Se plantea el diagnóstico diferencial con otras entidades fibro-óseas como la displasia óseo-cementaria (displasia focal periapical y florida) (5,6), la displasia fibrosa (1) y otras como el osteoma osteoide, el osteoblastoma o la osteomielitis crónica esclerosante (31). En caso de estrecha relación con los ápices de los dientes, como los casos presentados, podría plantearse el diagnóstico diferencial con la periodontitis periapical crónica (32-35), aunque nunca hay que descartar otras lesiones radiotrasparentes mandibulares como el quiste óseo solitario, queratoquiste, ameloblastoma, granuloma de células gigantes, mixoma, etc. (36). En este sentido están descritos algunos queratoquistes (9,10) que se manifestaron como lesiones periapicales, tumor odontogénico adenomatoide (11) y diversas lesiones malignas como el mieloma múltiple (12), metástasis de carcinoma pulmonar (13) o de carcinoma renal (14). Los dos casos presentados también se manifestaron como lesiones periapicales, si bien solamente uno de ellos fue tratado, por su dentista, como tal, mientras que en el segundo de los casos se llegó finalmente al diagnóstico tras la cirugía. La singularidad de ambos casos radica en su escasa sintomatología, inespecífica radiología (ausencia de calcificaciones intralesionales) y facilidad para el error diagnóstico al mostrarse en estrecha relación con los ápices dentales.

En la histopatología es típico encontrar un estroma fibroblástico benigno con variada celularidad, si bien, las mitosis son raras. En el interior del estroma fibroso aparecen masas de tejido mineralizado de aspecto basófilo que se corresponde con material osteoide o cemento. Se distribuyen por todo el tumor con mayor o menor presencia y se acompañan de calcificaciones distróficas que adoptan un color más oscuro o basófilo (5,7). Según Voytec y cols. (32) las diferencias entre la displasia fibrosa y el FCO no siempre se muestran en todas y cada una de las secciones del tumor, por lo que algunos casos podrían ser mal diagnosticados por este motivo. El patrón histológico de las dos lesiones concuerda con lo expresado por los autores (5,7,32) respecto a la celularidad predominantemente fibrosa de estos tumores y la presencia de masas de tejido cementificante, con mayor o menor grado de calcificación.

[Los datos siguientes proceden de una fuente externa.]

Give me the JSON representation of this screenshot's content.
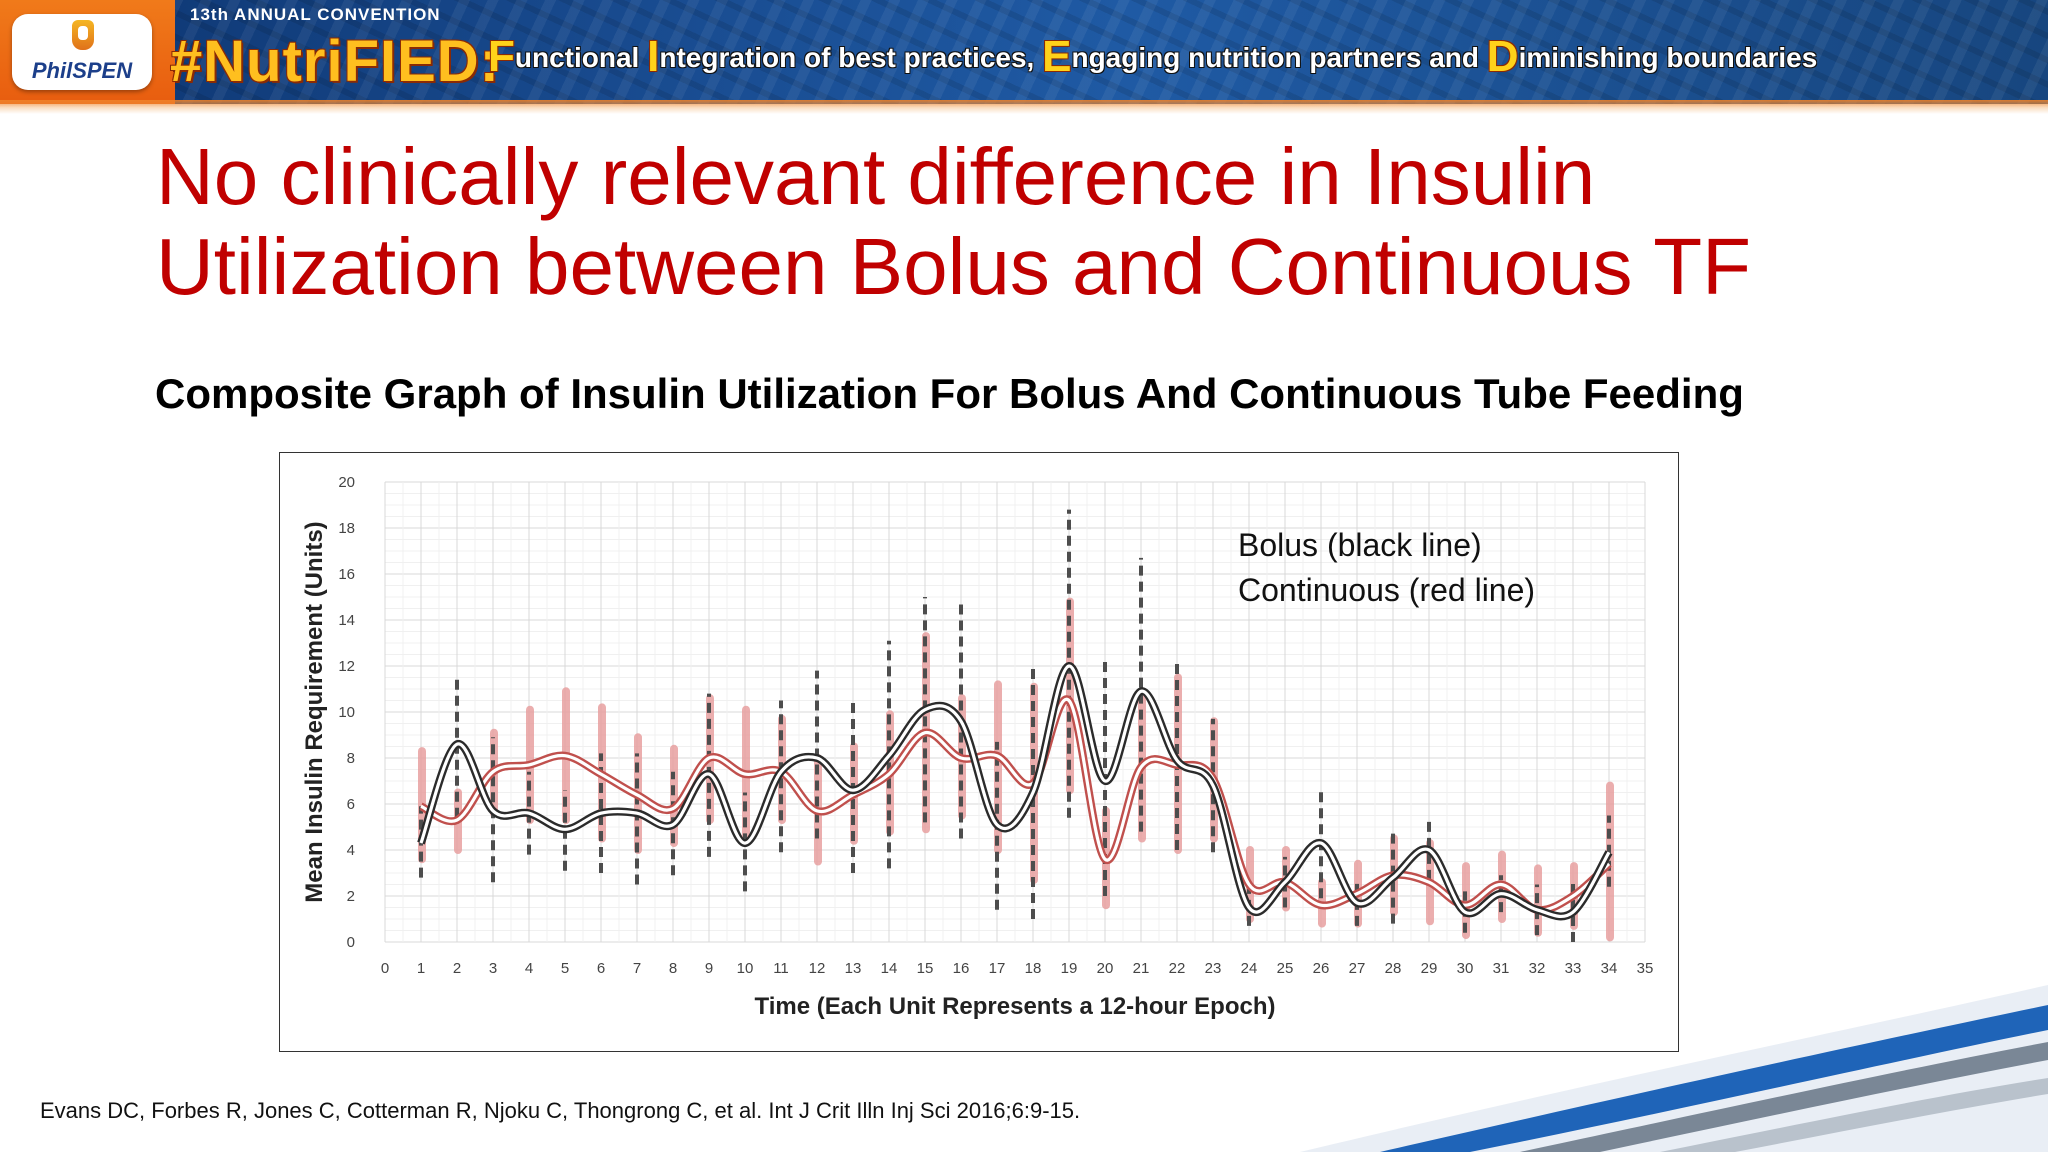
{
  "banner": {
    "logo_text": "PhilSPEN",
    "convention": "13th ANNUAL CONVENTION",
    "hashtag": "#NutriFIED:",
    "tagline": [
      {
        "initial": "F",
        "rest": "unctional "
      },
      {
        "initial": "I",
        "rest": "ntegration of best practices, "
      },
      {
        "initial": "E",
        "rest": "ngaging nutrition partners and "
      },
      {
        "initial": "D",
        "rest": "iminishing boundaries"
      }
    ]
  },
  "slide": {
    "title_line1": "No clinically relevant difference in Insulin",
    "title_line2": "Utilization between Bolus and Continuous TF",
    "subtitle": "Composite Graph of Insulin Utilization For Bolus And Continuous Tube Feeding",
    "citation": "Evans DC, Forbes R, Jones C, Cotterman R, Njoku C, Thongrong C, et al. Int J Crit Illn Inj Sci 2016;6:9-15."
  },
  "colors": {
    "title": "#c00000",
    "bolus": "#2b2b2b",
    "continuous": "#c0504d",
    "continuous_bar": "#e8a0a0",
    "bolus_dash": "#4d4d4d"
  },
  "chart_data": {
    "type": "line",
    "title": "",
    "xlabel": "Time (Each Unit Represents a 12-hour Epoch)",
    "ylabel": "Mean Insulin Requirement (Units)",
    "xlim": [
      0,
      35
    ],
    "ylim": [
      0,
      20
    ],
    "xticks": [
      0,
      1,
      2,
      3,
      4,
      5,
      6,
      7,
      8,
      9,
      10,
      11,
      12,
      13,
      14,
      15,
      16,
      17,
      18,
      19,
      20,
      21,
      22,
      23,
      24,
      25,
      26,
      27,
      28,
      29,
      30,
      31,
      32,
      33,
      34,
      35
    ],
    "yticks": [
      0,
      2,
      4,
      6,
      8,
      10,
      12,
      14,
      16,
      18,
      20
    ],
    "grid": true,
    "legend_lines": [
      "Bolus (black line)",
      "Continuous (red line)"
    ],
    "legend_position": "top-right",
    "x": [
      1,
      2,
      3,
      4,
      5,
      6,
      7,
      8,
      9,
      10,
      11,
      12,
      13,
      14,
      15,
      16,
      17,
      18,
      19,
      20,
      21,
      22,
      23,
      24,
      25,
      26,
      27,
      28,
      29,
      30,
      31,
      32,
      33,
      34
    ],
    "series": [
      {
        "name": "Bolus",
        "values": [
          4.3,
          8.6,
          5.7,
          5.6,
          4.9,
          5.6,
          5.6,
          5.1,
          7.3,
          4.3,
          7.4,
          8.0,
          6.6,
          8.1,
          10.1,
          9.6,
          5.1,
          6.5,
          12.0,
          7.0,
          10.9,
          7.9,
          6.8,
          1.5,
          2.6,
          4.3,
          1.7,
          2.8,
          4.0,
          1.3,
          2.1,
          1.4,
          1.3,
          3.9
        ],
        "range_low": [
          2.8,
          5.4,
          2.6,
          3.8,
          3.1,
          3.0,
          2.5,
          2.9,
          3.7,
          2.2,
          3.9,
          4.5,
          3.0,
          3.2,
          5.2,
          4.5,
          1.4,
          1.0,
          5.4,
          2.0,
          4.8,
          4.0,
          3.9,
          0.7,
          1.5,
          1.9,
          0.7,
          0.8,
          2.7,
          0.4,
          1.3,
          0.3,
          0.0,
          2.4
        ],
        "range_high": [
          5.9,
          11.6,
          8.9,
          7.4,
          6.6,
          8.2,
          8.2,
          7.4,
          10.8,
          6.5,
          10.5,
          11.8,
          10.5,
          13.1,
          15.0,
          14.8,
          8.7,
          12.0,
          18.8,
          12.3,
          16.7,
          12.1,
          9.7,
          2.3,
          3.7,
          6.7,
          2.7,
          4.8,
          5.3,
          2.2,
          2.9,
          2.5,
          2.7,
          5.5
        ]
      },
      {
        "name": "Continuous",
        "values": [
          5.9,
          5.3,
          7.4,
          7.7,
          8.1,
          7.3,
          6.4,
          5.8,
          8.0,
          7.3,
          7.4,
          5.7,
          6.4,
          7.3,
          9.1,
          8.0,
          8.1,
          6.9,
          10.5,
          3.6,
          7.6,
          7.7,
          7.1,
          2.5,
          2.6,
          1.6,
          2.1,
          2.9,
          2.6,
          1.6,
          2.5,
          1.4,
          2.0,
          3.4
        ],
        "range_low": [
          3.6,
          4.0,
          5.6,
          5.3,
          5.3,
          4.5,
          4.0,
          4.3,
          5.3,
          4.5,
          5.3,
          3.5,
          4.4,
          4.8,
          4.9,
          5.5,
          4.0,
          2.7,
          6.6,
          1.6,
          4.5,
          4.0,
          4.5,
          1.0,
          1.5,
          0.8,
          0.8,
          1.3,
          0.9,
          0.3,
          1.0,
          0.4,
          0.7,
          0.2
        ],
        "range_high": [
          8.3,
          6.5,
          9.1,
          10.1,
          10.9,
          10.2,
          8.9,
          8.4,
          10.6,
          10.1,
          9.7,
          8.0,
          8.5,
          9.9,
          13.3,
          10.6,
          11.2,
          11.1,
          14.8,
          5.7,
          10.8,
          11.5,
          9.6,
          4.0,
          4.0,
          2.6,
          3.4,
          4.5,
          4.3,
          3.3,
          3.8,
          3.2,
          3.3,
          6.8
        ]
      }
    ]
  }
}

El tratamiento quirúrgico consiste en la extirpación conservadora de la lesión, facilitada por la existencia de una zona de clivaje quirúrgico y la presencia de una masa tumoral bien definida. Los dos casos fueron intervenidos quirúrgicamente, y tratados mediante la escisión simple y cureteado de la cavidad, que es el tratamiento propuesto para este tipo de tumores (16,34,35), observando en ambos casos una buena evolución de los pacientes. En los casos más agresivos la dificultad quirúrgica radica más en la restitución del hueso afectado (suelo del seno maxilar, pared de la cavidad nasal, etc) que en la propia extirpación del tumor, que debe completarse siempre con el curetaje del lecho quirúrgico (16). Las recidivas tumorales están descritas (33) pero son muy infrecuentes (34,35). Tras un año de seguimiento de los pacientes no observamos ninguna recidiva de la lesión.